Nowadays, claims put the property carrier, the GL carrier, and the D&O carrier on notice, Dow says.
Betsey Brewer, senior vice president and partner for The Rule Co. based in Pasadena, Calif., agrees.
Plaintiff attorneys are getting more creative in every area of insurance, Brewer says. “It’s very interesting to see where they are adding complaints to get an insurance company involved even though they are suing for something that is really not insurable.”
Attorneys today are crafting complaints so that they trigger coverage under the D&O where they hadn’t previously, Dow says.
“Generally in D&O liability insurance the duty to defend is greater than the duty to indemnify. So although you might not have an obligation to provide for an indemnity judgment under a D&O policy you certainly have to defend the action,” Dow says. And it’s in defense costs where the majority of the monies are spent by insurance carriers defending and settling claims.
Trayvon Martin Case
One area that could have significant impacts on the community association D&O marketplace involves whether or not a community establishes a board of directors sanctioned neighborhood watch committee, Dow says.
At the center of this debate is whether the community association in a gated community could be liable if something goes wrong, as in the shooting and death of Trayvon Martin by George Zimmerman, a resident and member of a homeowners association’s neighborhood watch group in Florida.
“The Trayvon Martin case, that’s ground zero right now,” Dow says. “That’s such an interesting issue because in one instance if you have homeowners that say, ‘OK the board breached their fiduciary duty by not establishing a neighborhood watch — that could be a claim.’ Or you could have homeowners that say, ‘Guess what, you formulated a neighborhood watch but you didn’t vet the members of the neighborhood watch committee — that’s a breach of fiduciary duty.’”
Dow says in a D&O liability policy a wrongful act is defined as any act, error, or omission or failure to act — a pretty broad term.

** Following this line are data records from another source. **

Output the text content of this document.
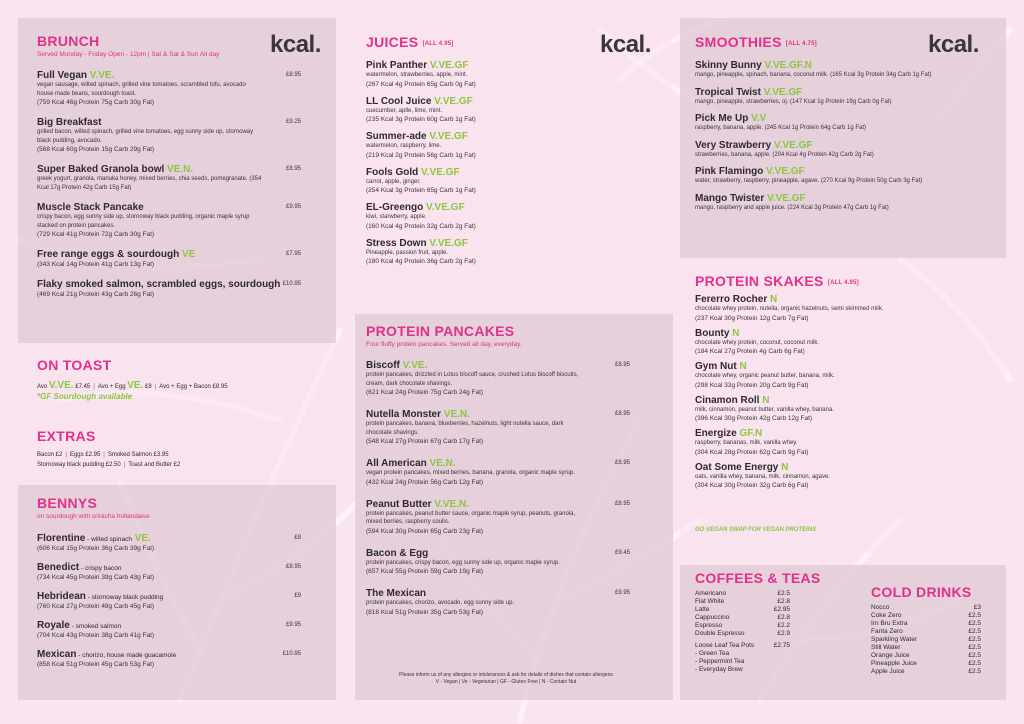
BRUNCH
Served Monday - Friday Open - 12pm | Sat & Sat & Sun All day
Full Vegan V.VE.	£8.95
vegan sausage, wilted spinach, grilled vine tomatoes, scrambled tofu, avocado house made beans, sourdough toast.
(759 Kcal 46g Protein 75g Carb 30g Fat)
Big Breakfast	£9.25
grilled bacon, wilted spinach, grilled vine tomatoes, egg sunny side up, stornoway black pudding, avocado.
(568 Kcal 60g Protein 15g Carb 29g Fat)
Super Baked Granola bowl VE.N.	£8.95
greek yogurt, granola, manuka honey, mixed berries, chia seeds, pomegranate. (354 Kcal 17g Protein 42g Carb 15g Fat)
Muscle Stack Pancake	£9.95
crispy bacon, egg sunny side up, stornoway black pudding, organic maple syrup stacked on protein pancakes.
(729 Kcal 41g Protein 72g Carb 30g Fat)
Free range eggs & sourdough VE	£7.95
(343 Kcal 14g Protein 41g Carb 13g Fat)
Flaky smoked salmon, scrambled eggs, sourdough £10.95
(469 Kcal 21g Protein 43g Carb 26g Fat)
ON TOAST
Avo V.VE. £7.45 | Avo + Egg VE. £8 | Avo + Egg + Bacon £8.95
*GF Sourdough available
EXTRAS
Bacon £2 | Eggs £2.95 | Smoked Salmon £3.95
Stornoway black pudding £2.50 | Toast and Butter £2
BENNYS
on sourdough with sriracha hollandaise
Florentine - wilted spinach VE.	£8
(606 Kcal 15g Protein 36g Carb 39g Fat)
Benedict - crispy bacon	£8.95
(734 Kcal 45g Protein 39g Carb 43g Fat)
Hebridean - stornoway black pudding	£9
(760 Kcal 27g Protein 49g Carb 45g Fat)
Royale - smoked salmon	£9.95
(704 Kcal 43g Protein 38g Carb 41g Fat)
Mexican - chorizo, house made guacamole	£10.95
(858 Kcal 51g Protein 45g Carb 53g Fat)
kcal.	JUICES [ALL 4.95]
Pink Panther V.VE.GF
watermelon, strawberries, apple, mint.
(267 Kcal 4g Protein 65g Carb 0g Fat)
LL Cool Juice V.VE.GF
cuecumber, aplle, lime, mint.
(235 Kcal 3g Protein 60g Carb 1g Fat)
Summer-ade V.VE.GF
watermelon, raspberry, lime.
(219 Kcal 2g Protein 56g Carb 1g Fat)
Fools Gold V.VE.GF
carrot, apple, ginger.
(254 Kcal 3g Protein 65g Carb 1g Fat)
EL-Greengo V.VE.GF
kiwi, starwberry, apple.
(160 Kcal 4g Protein 32g Carb 2g Fat)
Stress Down V.VE.GF
Pineapple, passion fruit, apple.
(180 Kcal 4g Protein 36g Carb 2g Fat)
PROTEIN PANCAKES
Four fluffy protein pancakes. Served all day, everyday.
Biscoff V.VE.	£8.95
protein pancakes, drizzled in Lotus biscoff sauce, crushed Lotus biscoff biscuits, cream, dark chocolate shavings.
(621 Kcal 24g Protein 75g Carb 24g Fat)
Nutella Monster VE.N.	£8.95
protein pancakes, banana, blueberries, hazelnuts, light nutella sauce, dark chocolate shavings.
(548 Kcal 27g Protein 67g Carb 17g Fat)
All American VE.N.	£8.95
vegan protein pancakes, mixed berries, banana, granola, organic maple syrup.
(432 Kcal 24g Protein 56g Carb 12g Fat)
Peanut Butter V.VE.N.	£8.95
protein pancakes, peanut butter sauce, organic maple syrup, peanuts, granola, mixed berries, raspberry coulis.
(594 Kcal 30g Protein 65g Carb 23g Fat)
Bacon & Egg	£9.45
protein pancakes, crispy bacon, egg sunny side up, organic maple syrup.
(657 Kcal 55g Protein 59g Carb 19g Fat)
The Mexican	£9.95
protein pancakes, chorizo, avocado, egg sunny side up.
(818 Kcal 51g Protein 35g Carb 53g Fat)
kcal.
Please inform us of any allergies or intolerances & ask for details of dishes that contain allergens
V - Vegan | Ve - Vegetarian | GF - Gluten Free | N - Contain Nut
SMOOTHIES [ALL 4.75]
Skinny Bunny V.VE.GF.N
mango, pineapple, spinach, banana, coconut milk. (165 Kcal 3g Protein 34g Carb 1g Fat)
Tropical Twist V.VE.GF
mango, pineapple, strawberries, oj. (147 Kcal 1g Protein 19g Carb 0g Fat)
Pick Me Up V.V
raspberry, banana, apple. (245 Kcal 1g Protein 64g Carb 1g Fat)
Very Strawberry V.VE.GF
strawberries, banana, apple. (204 Kcal 4g Protein 42g Carb 2g Fat)
Pink Flamingo V.VE.GF
water, strawberry, raspberry, pineapple, agave. (270 Kcal 9g Protein 50g Carb 3g Fat)
Mango Twister V.VE.GF
mango, raspberry and apple juice. (224 Kcal 3g Protein 47g Carb 1g Fat)
PROTEIN SKAKES [ALL 4.95]
Fererro Rocher N
chocolate whey protein, nutella, organic hazelnuts, semi skimmed milk.
(237 Kcal 30g Protein 12g Carb 7g Fat)
Bounty N
chocolate whey protein, coconut, coconut milk.
(184 Kcal 27g Protein 4g Carb 6g Fat)
Gym Nut N
chocolate whey, organic peanut butter, banana, milk.
(298 Kcal 33g Protein 20g Carb 9g Fat)
Cinamon Roll N
milk, cinnamon, peanut butter, vanilla whey, banana.
(396 Kcal 30g Protein 42g Carb 12g Fat)
Energize GF.N
raspberry, bananas, milk, vanilla whey.
(304 Kcal 28g Protein 62g Carb 9g Fat)
Oat Some Energy N
oats, vanilla whey, banana, milk, cinnamon, agave.
(304 Kcal 30g Protein 32g Carb 6g Fat)
GO VEGAN SWAP FOR VEGAN PROTEINS
COFFEES & TEAS
Americano	£2.5
Flat White	£2.8
Latte	£2.95
Cappuccino	£2.8
Espresso	£2.2
Double Espresso	£2.9
Loose Leaf Tea Pots	£2.75
- Green Tea
- Peppermint Tea
- Everyday Brew
COLD DRINKS
Nocco	£3
Coke Zero	£2.5
Irn Bru Extra	£2.5
Fanta Zero	£2.5
Sparkling Water	£2.5
Still Water	£2.5
Orange Juice	£2.5
Pineapple Juice	£2.5
Apple Juice	£2.5
kcal.
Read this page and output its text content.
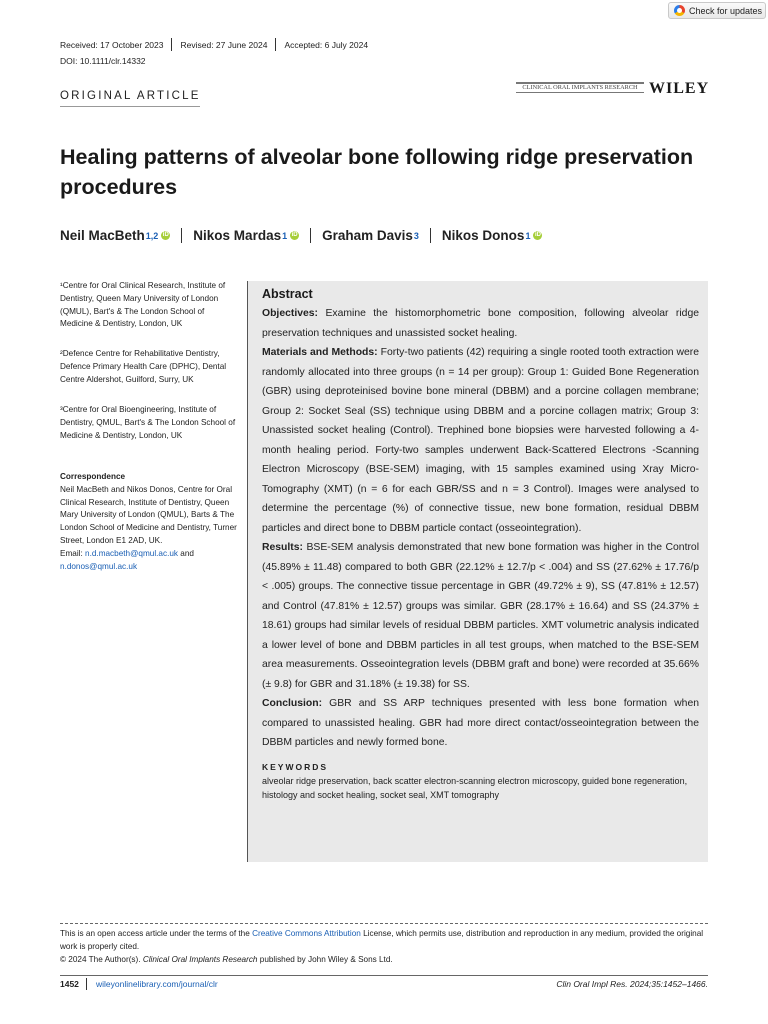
Check for updates
Received: 17 October 2023 Revised: 27 June 2024 Accepted: 6 July 2024
DOI: 10.1111/clr.14332
ORIGINAL ARTICLE
CLINICAL ORAL IMPLANTS RESEARCH WILEY
Healing patterns of alveolar bone following ridge preservation procedures
Neil MacBeth 1,2 iD Nikos Mardas 1 iD Graham Davis 3 Nikos Donos 1 iD
¹Centre for Oral Clinical Research, Institute of Dentistry, Queen Mary University of London (QMUL), Bart's & The London School of Medicine & Dentistry, London, UK
²Defence Centre for Rehabilitative Dentistry, Defence Primary Health Care (DPHC), Dental Centre Aldershot, Guilford, Surry, UK
³Centre for Oral Bioengineering, Institute of Dentistry, QMUL, Bart's & The London School of Medicine & Dentistry, London, UK
Correspondence
Neil MacBeth and Nikos Donos, Centre for Oral Clinical Research, Institute of Dentistry, Queen Mary University of London (QMUL), Barts & The London School of Medicine and Dentistry, Turner Street, London E1 2AD, UK.
Email: n.d.macbeth@qmul.ac.uk and n.donos@qmul.ac.uk
Abstract

Objectives: Examine the histomorphometric bone composition, following alveolar ridge preservation techniques and unassisted socket healing.

Materials and Methods: Forty-two patients (42) requiring a single rooted tooth extraction were randomly allocated into three groups (n = 14 per group): Group 1: Guided Bone Regeneration (GBR) using deproteinised bovine bone mineral (DBBM) and a porcine collagen membrane; Group 2: Socket Seal (SS) technique using DBBM and a porcine collagen matrix; Group 3: Unassisted socket healing (Control). Trephined bone biopsies were harvested following a 4-month healing period. Forty-two samples underwent Back-Scattered Electrons -Scanning Electron Microscopy (BSE-SEM) imaging, with 15 samples examined using Xray Micro-Tomography (XMT) (n = 6 for each GBR/SS and n = 3 Control). Images were analysed to determine the percentage (%) of connective tissue, new bone formation, residual DBBM particles and direct bone to DBBM particle contact (osseointegration).

Results: BSE-SEM analysis demonstrated that new bone formation was higher in the Control (45.89% ± 11.48) compared to both GBR (22.12% ± 12.7/p < .004) and SS (27.62% ± 17.76/p < .005) groups. The connective tissue percentage in GBR (49.72% ± 9), SS (47.81% ± 12.57) and Control (47.81% ± 12.57) groups was similar. GBR (28.17% ± 16.64) and SS (24.37% ± 18.61) groups had similar levels of residual DBBM particles. XMT volumetric analysis indicated a lower level of bone and DBBM particles in all test groups, when matched to the BSE-SEM area measurements. Osseointegration levels (DBBM graft and bone) were recorded at 35.66% (± 9.8) for GBR and 31.18% (± 19.38) for SS.

Conclusion: GBR and SS ARP techniques presented with less bone formation when compared to unassisted healing. GBR had more direct contact/osseointegration between the DBBM particles and newly formed bone.

KEYWORDS
alveolar ridge preservation, back scatter electron-scanning electron microscopy, guided bone regeneration, histology and socket healing, socket seal, XMT tomography
This is an open access article under the terms of the Creative Commons Attribution License, which permits use, distribution and reproduction in any medium, provided the original work is properly cited.
© 2024 The Author(s). Clinical Oral Implants Research published by John Wiley & Sons Ltd.
1452 wileyonlinelibrary.com/journal/clr	Clin Oral Impl Res. 2024;35:1452–1466.
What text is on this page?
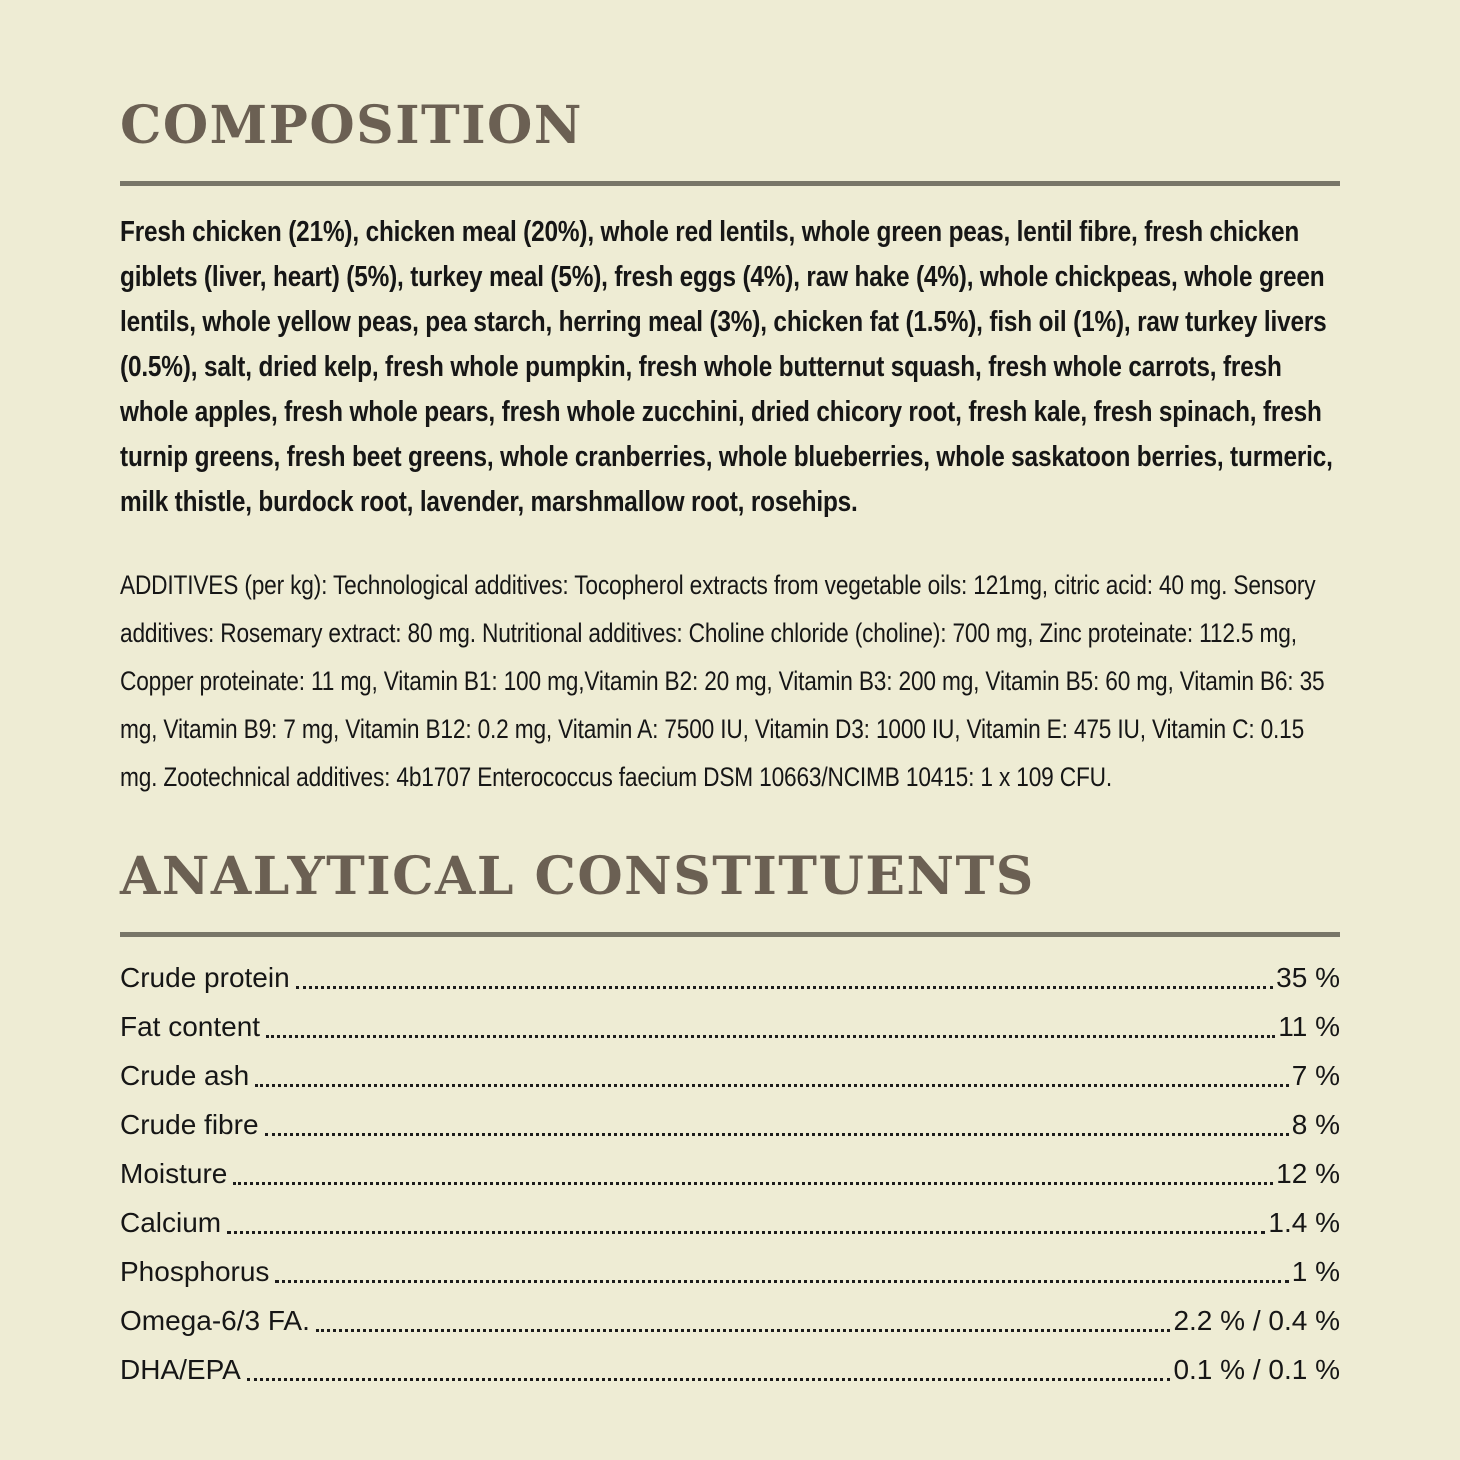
COMPOSITION

Fresh chicken (21%), chicken meal (20%), whole red lentils, whole green peas, lentil fibre, fresh chicken giblets (liver, heart) (5%), turkey meal (5%), fresh eggs (4%), raw hake (4%), whole chickpeas, whole green lentils, whole yellow peas, pea starch, herring meal (3%), chicken fat (1.5%), fish oil (1%), raw turkey livers (0.5%), salt, dried kelp, fresh whole pumpkin, fresh whole butternut squash, fresh whole carrots, fresh whole apples, fresh whole pears, fresh whole zucchini, dried chicory root, fresh kale, fresh spinach, fresh turnip greens, fresh beet greens, whole cranberries, whole blueberries, whole saskatoon berries, turmeric, milk thistle, burdock root, lavender, marshmallow root, rosehips.

ADDITIVES (per kg): Technological additives: Tocopherol extracts from vegetable oils: 121mg, citric acid: 40 mg. Sensory additives: Rosemary extract: 80 mg. Nutritional additives: Choline chloride (choline): 700 mg, Zinc proteinate: 112.5 mg, Copper proteinate: 11 mg, Vitamin B1: 100 mg,Vitamin B2: 20 mg, Vitamin B3: 200 mg, Vitamin B5: 60 mg, Vitamin B6: 35 mg, Vitamin B9: 7 mg, Vitamin B12: 0.2 mg, Vitamin A: 7500 IU, Vitamin D3: 1000 IU, Vitamin E: 475 IU, Vitamin C: 0.15 mg. Zootechnical additives: 4b1707 Enterococcus faecium DSM 10663/NCIMB 10415: 1 x 109 CFU.

ANALYTICAL CONSTITUENTS
Crude protein	35 %
Fat content	11 %
Crude ash	7 %
Crude fibre	8 %
Moisture	12 %
Calcium	1.4 %
Phosphorus	1 %
Omega-6/3 FA.	2.2 % / 0.4 %
DHA/EPA	0.1 % / 0.1 %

That definition paints the picture of what insurers are up against, he says.
“The whole issue is a powder keg right now,” he says. “If you do put together a neighborhood watch … and someone is armed … it just opens a Pandora’s box of issues that associations need to think about.”
The problem in the Zimmerman/Trayvon Martin case is that the homeowners association’s board of directors never intended for a member of its neighborhood watch committee to shoot and kill somebody, says Brewer.
“Because Florida has as a stand your ground law there was some protection. The commercial general liability and homeowners policies will defend but the judgment will determine the amount,” Brewer says. This leads to the association’s board being sued for having a neighborhood crime watch and selecting the people who populate it.
“Possible claims under this scenario could be a claim for negligence on the part of the board for allowing certain hot heads to become members of the neighborhood watch, and not offering proper oversight from the board,” Brewer says. Or take the opposite scenario: “If you didn’t monitor what they (watch committee) were doing, monthly or weekly reports on what they were doing, you would have a negligence.”
Brewer says it would be more likely an association’s board would be sued for negligence when it comes to neighborhood watch groups because it’s easier to prove than a breach of fiduciary duty.
Setting up committees of the board — such as a neighborhood watch group —if done in accordance with the community association’s bylaws and with the consent of the majority of homeowners in that community, offers some liability protection for its directors and officers. However, neighborhood watch committees are not something Brewer recommends when it comes to community association risk management.
“I would not encourage a board to have a board sanctioned neighborhood watch group. And if there was one formed, I would do it under auspices of the local police department,” she says.
“All carriers, especially the umbrella carriers, the general liability carriers, ask, do you have armed guards?” Dow says. “Armed guards have traditionally been problematic and in the wake of Trayvon Martin, it will become an even a bigger issue.”